Friday

11 March 2016

“But this is the covenant that I will make with the house of Israel after those days’, says the Lord: ‘I will put my law within them, and I will write it on their hearts; and I will be their God, and they shall be my people.” (v. 33)

Psalm: Psalm 55:1-8


Background

Today's Bible passage, just four verses, not only summarises the whole of Jeremiah's message but could be said to summarise the central thrust of the entire Old Testament. (The writer to the Hebrews certainly thought so: these verses constitute the longest passage quoted in the New Testament - Hebrews 8:8-12). God calls people into a new 'covenant' relationship - a freely-entered mutual bond in which God graciously offers forgiveness and steadfast love. God invites people to respond with love by living no longer for themselves but in obedience to God's law. Verse 31 is the only place in the Old Testament where the phrase "new covenant" occurs. Jesus was to use the phrase at the Last Supper (Luke 22:20).

Jeremiah speaks in a context of constant failure to obey God's Law by both the houses of Israel and Judah. The northern kingdom of Israel had suffered invasion in 721 BC by the Assyrians. The southern kingdom of Judah was invaded in 597 BC by the Babylonians. The reason for these invasions was the failure of both kingdoms to be true to the covenant made between God and the people whom God brought out of Egypt (Deuteronomy 30:15-20). The tablets of stone on which this covenant had been written had lasted just one night, as they were smashed to smithereens by Moses. Moses came down from Mount Sinai and found the people treating the covenant as worthless as they worshipped a golden calf (Exodus 32:15-20). The commandments were not worth the stones they were written on then. Six centuries later, in the time of Jeremiah, the people are still treating the covenant with contempt (Jeremiah 32:28-35).

In place of the stone tablets, God now offers to write the law on people's hearts. They no longer need an external list of rules. They will obey God simply because they love God. They will not need to be taught by others about God - they will know God themselves (verse 34).

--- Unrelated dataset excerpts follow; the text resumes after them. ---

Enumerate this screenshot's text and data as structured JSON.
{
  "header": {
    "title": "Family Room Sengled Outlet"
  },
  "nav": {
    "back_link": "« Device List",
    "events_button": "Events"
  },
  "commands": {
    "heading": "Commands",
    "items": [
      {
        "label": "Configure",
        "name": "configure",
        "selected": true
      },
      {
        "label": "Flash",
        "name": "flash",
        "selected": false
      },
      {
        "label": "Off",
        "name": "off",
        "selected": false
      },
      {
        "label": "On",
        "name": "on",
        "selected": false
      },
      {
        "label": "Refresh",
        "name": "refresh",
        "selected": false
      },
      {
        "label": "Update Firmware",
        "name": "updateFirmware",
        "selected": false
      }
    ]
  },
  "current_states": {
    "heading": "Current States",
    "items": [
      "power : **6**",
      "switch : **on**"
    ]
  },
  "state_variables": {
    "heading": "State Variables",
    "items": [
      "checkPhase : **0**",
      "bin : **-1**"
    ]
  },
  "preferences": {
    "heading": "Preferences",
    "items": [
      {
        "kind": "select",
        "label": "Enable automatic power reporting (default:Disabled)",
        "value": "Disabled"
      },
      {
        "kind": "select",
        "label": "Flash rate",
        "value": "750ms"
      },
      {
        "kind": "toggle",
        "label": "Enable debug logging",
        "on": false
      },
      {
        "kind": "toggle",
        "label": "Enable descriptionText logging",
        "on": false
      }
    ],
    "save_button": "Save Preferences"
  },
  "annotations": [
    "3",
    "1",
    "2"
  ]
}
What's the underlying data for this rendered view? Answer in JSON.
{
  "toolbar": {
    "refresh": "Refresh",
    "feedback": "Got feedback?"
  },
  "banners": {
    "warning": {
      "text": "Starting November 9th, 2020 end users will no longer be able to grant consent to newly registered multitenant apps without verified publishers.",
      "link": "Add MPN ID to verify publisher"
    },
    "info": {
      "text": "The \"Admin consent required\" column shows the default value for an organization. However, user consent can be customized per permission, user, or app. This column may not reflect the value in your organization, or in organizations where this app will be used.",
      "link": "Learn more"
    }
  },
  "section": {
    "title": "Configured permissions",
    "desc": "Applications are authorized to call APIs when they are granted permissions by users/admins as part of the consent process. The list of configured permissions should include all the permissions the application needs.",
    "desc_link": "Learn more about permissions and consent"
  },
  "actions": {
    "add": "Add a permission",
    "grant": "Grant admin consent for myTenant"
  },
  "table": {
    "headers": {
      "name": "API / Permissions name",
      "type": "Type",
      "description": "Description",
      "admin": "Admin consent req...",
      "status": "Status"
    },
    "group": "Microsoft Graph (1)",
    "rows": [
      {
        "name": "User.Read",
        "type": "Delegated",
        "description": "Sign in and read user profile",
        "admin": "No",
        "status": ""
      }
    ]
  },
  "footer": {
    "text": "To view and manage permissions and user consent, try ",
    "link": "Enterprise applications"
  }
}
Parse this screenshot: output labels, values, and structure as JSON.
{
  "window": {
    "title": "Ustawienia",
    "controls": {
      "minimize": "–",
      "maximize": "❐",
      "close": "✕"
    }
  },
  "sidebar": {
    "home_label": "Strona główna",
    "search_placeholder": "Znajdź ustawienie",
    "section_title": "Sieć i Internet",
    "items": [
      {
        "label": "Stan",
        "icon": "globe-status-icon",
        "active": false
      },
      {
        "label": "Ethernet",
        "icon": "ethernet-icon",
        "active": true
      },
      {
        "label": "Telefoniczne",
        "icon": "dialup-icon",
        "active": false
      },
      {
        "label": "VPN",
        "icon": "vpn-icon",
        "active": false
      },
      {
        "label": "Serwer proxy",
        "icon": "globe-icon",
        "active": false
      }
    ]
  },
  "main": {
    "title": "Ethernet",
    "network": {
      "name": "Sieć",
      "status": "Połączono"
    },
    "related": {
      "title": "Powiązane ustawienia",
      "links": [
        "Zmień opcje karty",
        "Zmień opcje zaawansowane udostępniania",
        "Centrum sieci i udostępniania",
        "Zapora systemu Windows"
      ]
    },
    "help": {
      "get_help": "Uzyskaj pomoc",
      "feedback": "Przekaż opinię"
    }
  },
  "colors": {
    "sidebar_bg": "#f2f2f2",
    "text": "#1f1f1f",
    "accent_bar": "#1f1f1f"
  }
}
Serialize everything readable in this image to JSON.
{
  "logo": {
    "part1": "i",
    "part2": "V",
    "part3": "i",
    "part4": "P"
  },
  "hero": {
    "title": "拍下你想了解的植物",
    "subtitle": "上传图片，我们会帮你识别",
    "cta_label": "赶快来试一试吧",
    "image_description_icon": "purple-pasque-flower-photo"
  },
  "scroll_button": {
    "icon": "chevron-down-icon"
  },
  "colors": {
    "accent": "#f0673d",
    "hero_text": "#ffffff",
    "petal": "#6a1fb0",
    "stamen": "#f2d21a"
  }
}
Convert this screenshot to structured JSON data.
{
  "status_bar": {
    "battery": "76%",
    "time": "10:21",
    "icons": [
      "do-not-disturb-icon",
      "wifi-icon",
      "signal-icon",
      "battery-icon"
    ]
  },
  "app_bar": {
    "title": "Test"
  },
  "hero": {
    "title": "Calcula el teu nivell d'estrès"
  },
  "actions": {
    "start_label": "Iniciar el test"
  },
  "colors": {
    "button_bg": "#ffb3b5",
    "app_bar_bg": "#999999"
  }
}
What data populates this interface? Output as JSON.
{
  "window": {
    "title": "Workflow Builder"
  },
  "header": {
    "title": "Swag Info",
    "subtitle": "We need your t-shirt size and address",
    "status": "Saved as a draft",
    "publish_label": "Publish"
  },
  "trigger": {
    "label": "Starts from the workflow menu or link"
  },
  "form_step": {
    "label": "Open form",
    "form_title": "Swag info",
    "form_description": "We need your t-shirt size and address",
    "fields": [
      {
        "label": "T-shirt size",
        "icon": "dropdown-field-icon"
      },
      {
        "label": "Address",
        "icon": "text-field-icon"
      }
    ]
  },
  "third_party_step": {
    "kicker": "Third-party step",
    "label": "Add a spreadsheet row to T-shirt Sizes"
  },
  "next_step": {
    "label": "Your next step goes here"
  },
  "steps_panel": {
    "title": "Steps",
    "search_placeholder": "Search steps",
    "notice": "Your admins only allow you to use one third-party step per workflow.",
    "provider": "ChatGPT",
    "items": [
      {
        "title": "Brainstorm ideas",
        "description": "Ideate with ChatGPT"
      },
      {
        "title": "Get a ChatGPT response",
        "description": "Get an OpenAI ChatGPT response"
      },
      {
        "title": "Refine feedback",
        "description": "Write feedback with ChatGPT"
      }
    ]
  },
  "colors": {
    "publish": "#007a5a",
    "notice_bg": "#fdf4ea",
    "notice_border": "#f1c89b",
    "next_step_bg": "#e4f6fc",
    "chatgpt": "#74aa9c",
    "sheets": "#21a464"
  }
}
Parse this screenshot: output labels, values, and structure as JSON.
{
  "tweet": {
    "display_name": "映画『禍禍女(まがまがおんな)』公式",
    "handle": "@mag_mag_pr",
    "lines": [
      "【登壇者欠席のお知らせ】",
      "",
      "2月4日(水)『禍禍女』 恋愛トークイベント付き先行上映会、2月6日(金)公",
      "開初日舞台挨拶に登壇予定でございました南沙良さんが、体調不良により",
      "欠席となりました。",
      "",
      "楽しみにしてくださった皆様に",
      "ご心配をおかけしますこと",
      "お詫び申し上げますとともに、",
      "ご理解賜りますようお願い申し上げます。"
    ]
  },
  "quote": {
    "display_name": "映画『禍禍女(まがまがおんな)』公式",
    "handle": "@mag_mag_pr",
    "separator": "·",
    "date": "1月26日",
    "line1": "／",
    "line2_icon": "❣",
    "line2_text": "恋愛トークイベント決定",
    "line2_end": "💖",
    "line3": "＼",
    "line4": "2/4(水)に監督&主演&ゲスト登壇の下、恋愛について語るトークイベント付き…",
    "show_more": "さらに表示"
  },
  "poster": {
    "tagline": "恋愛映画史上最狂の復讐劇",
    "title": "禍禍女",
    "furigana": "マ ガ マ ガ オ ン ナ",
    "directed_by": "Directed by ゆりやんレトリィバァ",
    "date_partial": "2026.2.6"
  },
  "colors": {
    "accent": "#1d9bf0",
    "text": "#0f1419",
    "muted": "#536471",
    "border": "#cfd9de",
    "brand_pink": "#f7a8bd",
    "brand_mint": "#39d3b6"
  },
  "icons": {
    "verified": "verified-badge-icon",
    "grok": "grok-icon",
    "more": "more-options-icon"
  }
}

Those who are Methodists will recognise this passage as the central reading from most formal act of worship for Methodists: the annual Covenant Service. In an act of corporate worship, the central prayer uses the individual word 'I' rather than the corporate word 'we' - for no one can offer your heart to God but you.


To Ponder

  • True religious practice appears to consist of obedience to God because people 'know' God. What do you think it means to know God?
  • Which do you think is most important - belonging to a community of faith or having a personal relationship with God? And if the latter is more important, what do you think about the often-quoted phrase 'You don't have to go to church to be a Christian'?